Jede öffentliche Zugänglichmachung von Werken muss angemessen vergütet werden!

Die Generaldirektion Markt der EU-Kommission hat im Sommer dieses Jahres das Grünbuch "Urheberrechte in der wissensbestimmten Wirtschaft" vorgelegt. Mit dem Grünbuch will die EU-Kommission eruieren, inwieweit Gesetzgebungsbedarf besteht, um urheberrechtlich geschützte Werke zugänglich zu machen.

02.12.2008 Pressemeldung Deutscher Kulturrat e.V.

Der Deutsche Kulturrat, der Spitzenverband der Bundeskulturverbände, hat das Grünbuch mit Interesse zur Kenntnis genommen und hierzu Stellung bezogen. In seiner Stellungnahme konzentriert sich der Deutsche Kulturrat auf die Frage, wie Informationen und Wissen für Bildung, Forschung und Wissenschaft online zur Verfügung gestellt werden können. Der Deutsche Kulturrat hält es nicht für sinnvoll, weitere Bereiche mit einzubeziehen, wie es im vorliegenden Grünbuch stellenweise der Fall ist. Bestimmte Ausnahmen und Beschränkungen können für Bildung, Forschung und Wissenschaft gerechtfertigt sein. Solche Privilegien dürfen aber nicht auf andere Nutzungsbereiche übertragen werden. Insbesondere muss ein deutlicher Unterschied zwischen Information und Wissen auf der einen und Unterhaltung auf der anderen Seite gemacht werden. Auch im Bildungsbereich ist aber bei jeder Urheberrechtsschranke die angemessene Vergütung der Urheber und Rechteinhaber zu gewährleisten; Bildungspolitik darf nicht auf Kosten von Urhebern und Rechteinhabern gemacht werden.
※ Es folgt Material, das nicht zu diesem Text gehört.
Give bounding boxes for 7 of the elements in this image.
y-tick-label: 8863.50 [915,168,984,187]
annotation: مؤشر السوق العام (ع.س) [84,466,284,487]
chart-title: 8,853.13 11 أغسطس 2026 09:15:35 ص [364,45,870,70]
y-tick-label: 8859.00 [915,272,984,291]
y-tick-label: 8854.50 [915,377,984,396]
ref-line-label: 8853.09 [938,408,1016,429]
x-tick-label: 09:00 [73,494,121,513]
Als höchst problematisch erachtet der Deutsche Kulturrat, dass die Kommission im Grünbuch die Probleme aus der Sicht von "Verlagen, Bibliotheken, Bildungseinrichtungen, Museen, Archiven, Forschern, Menschen mit Behinderungen und der breiten Öffentlichkeit" erörtert, die Urheber der Werke aber nicht erwähnt. "Forscher" ist kein Synonym für Urheber. Erst der schöpferische Akt der Urheber macht eine spätere Verwertung und Nutzung möglich. Der besondere Schutz der Urheber ist der Kerngedanke des Urheberrechts, der auch in einem Grünbuch zu Urheberrechten in der wissensbestimmten Wirtschaft Eingang finden muss. Der Deutsche Kulturrat sieht hier für den weiteren Diskussionsprozess noch dringenden Handlungsbedarf.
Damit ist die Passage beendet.